Have you ever wondered what happens after the sun goes down on the Philadelphia Zoo? Are the peacocks allowed to roam the grounds at night like they do in the day? Are those animals that are always asleep in the afternoon full of energy come sunset? A selected group of ECP participants recently had the opportunity of a lifetime to learn about what goes down at 3400 W. Girard Ave. every evening when the pony rides are over and the gates close.

ECP has partnered with the Philadelphia Zoo for a number of years, annually hosting ECP Family Day at The Zoo in both the spring and fall for participating Power to Parent students. Lead by Marie Eve P. Harris, Toyota Together Green fellow and author of “Nice Weather We’re Having”, a select group of students were chosen to experience a unique opportunity to sleepover at the Philadelphia Zoo for a night of family fun and learning.

Pre Eval

The theme of the evening was “Climate Change” and the night began with storytelling featuring “Nice Weather We’re Having” a book that focuses on climate change and the part that families can play in helping reduce the threat of greenhouse emissions by reducing energy use.

One of the highlights of the evening’s activities was a “pajama prowl” that gave families a chance to get up close and personal with the animals. “My favorite part of zoo event was the night walk and behind the scenes look at the zoo exhibits,” said Kia Plunkett who attended with daughter Anaya, “The animals are very much up and about ready to put on a show.”

After a night of learning about recyclable materials and reducing carbon footprints, the families got to camp out for the night at Kids Zoo University in sleeping bags. Families had an early wake-up call for breakfast at 6:45 before getting the opportunity to feed the chickens and then being able to spend the rest of the day exploring the zoo with the day’s patrons.

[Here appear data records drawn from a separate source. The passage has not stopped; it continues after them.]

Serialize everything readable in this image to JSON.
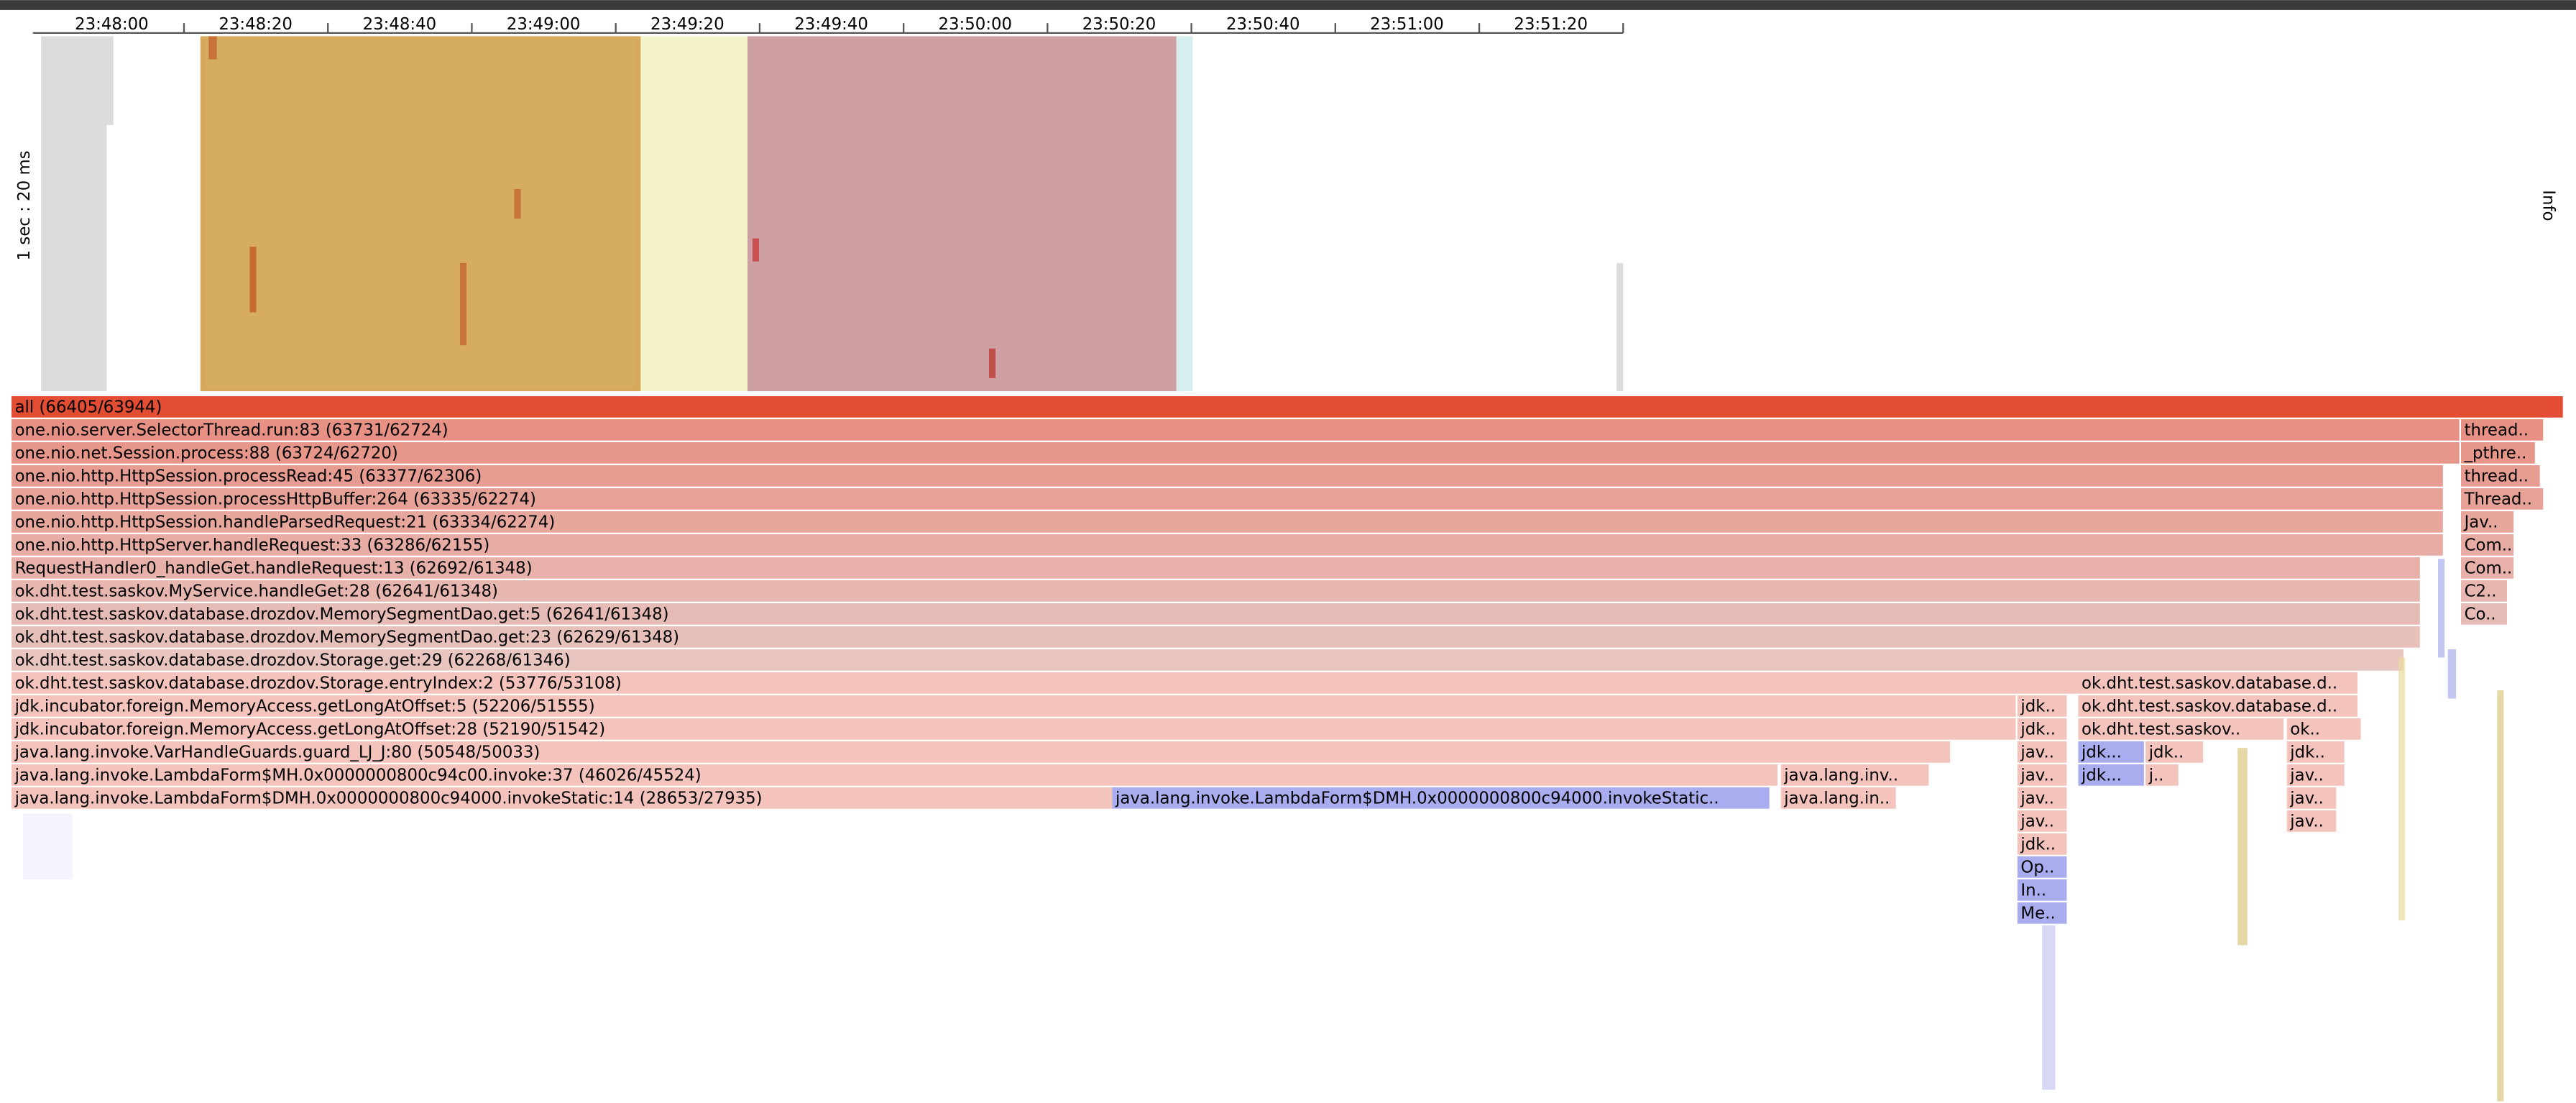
{
  "timeline": {
    "ticks": [
      "23:48:00",
      "23:48:20",
      "23:48:40",
      "23:49:00",
      "23:49:20",
      "23:49:40",
      "23:50:00",
      "23:50:20",
      "23:50:40",
      "23:51:00",
      "23:51:20"
    ],
    "scale_label": "1 sec : 20 ms"
  },
  "info": "Info",
  "flame": {
    "rows": [
      [
        "all (66405/63944)"
      ],
      [
        "one.nio.server.SelectorThread.run:83 (63731/62724)",
        "thread.."
      ],
      [
        "one.nio.net.Session.process:88 (63724/62720)",
        "_pthre.."
      ],
      [
        "one.nio.http.HttpSession.processRead:45 (63377/62306)",
        "thread.."
      ],
      [
        "one.nio.http.HttpSession.processHttpBuffer:264 (63335/62274)",
        "Thread.."
      ],
      [
        "one.nio.http.HttpSession.handleParsedRequest:21 (63334/62274)",
        "Jav.."
      ],
      [
        "one.nio.http.HttpServer.handleRequest:33 (63286/62155)",
        "Com.."
      ],
      [
        "RequestHandler0_handleGet.handleRequest:13 (62692/61348)",
        "Com.."
      ],
      [
        "ok.dht.test.saskov.MyService.handleGet:28 (62641/61348)",
        "C2.."
      ],
      [
        "ok.dht.test.saskov.database.drozdov.MemorySegmentDao.get:5 (62641/61348)",
        "Co.."
      ],
      [
        "ok.dht.test.saskov.database.drozdov.MemorySegmentDao.get:23 (62629/61348)"
      ],
      [
        "ok.dht.test.saskov.database.drozdov.Storage.get:29 (62268/61346)"
      ],
      [
        "ok.dht.test.saskov.database.drozdov.Storage.entryIndex:2 (53776/53108)",
        "ok.dht.test.saskov.database.d.."
      ],
      [
        "jdk.incubator.foreign.MemoryAccess.getLongAtOffset:5 (52206/51555)",
        "jdk..",
        "ok.dht.test.saskov.database.d.."
      ],
      [
        "jdk.incubator.foreign.MemoryAccess.getLongAtOffset:28 (52190/51542)",
        "jdk..",
        "ok.dht.test.saskov..",
        "ok.."
      ],
      [
        "java.lang.invoke.VarHandleGuards.guard_LJ_J:80 (50548/50033)",
        "jav..",
        "jdk...",
        "jdk..",
        "jdk.."
      ],
      [
        "java.lang.invoke.LambdaForm$MH.0x0000000800c94c00.invoke:37 (46026/45524)",
        "java.lang.inv..",
        "jav..",
        "jdk...",
        "j..",
        "jav.."
      ],
      [
        "java.lang.invoke.LambdaForm$DMH.0x0000000800c94000.invokeStatic:14 (28653/27935)",
        "java.lang.invoke.LambdaForm$DMH.0x0000000800c94000.invokeStatic..",
        "java.lang.in..",
        "jav..",
        "jav.."
      ],
      [
        "jav..",
        "jav.."
      ],
      [
        "jdk.."
      ],
      [
        "Op.."
      ],
      [
        "In.."
      ],
      [
        "Me.."
      ]
    ]
  }
}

It’s not everyday most kids can say they slept over with the spider monkeys, and the families who attended learned a lot from this unique look at the nation’s oldest zoo. Plunkett says  she is happy her daughter got to take part in the experience, “I believe it was beneficial to my child because she got to learn some new things about animals and climate change and see the animals from a different perspective.”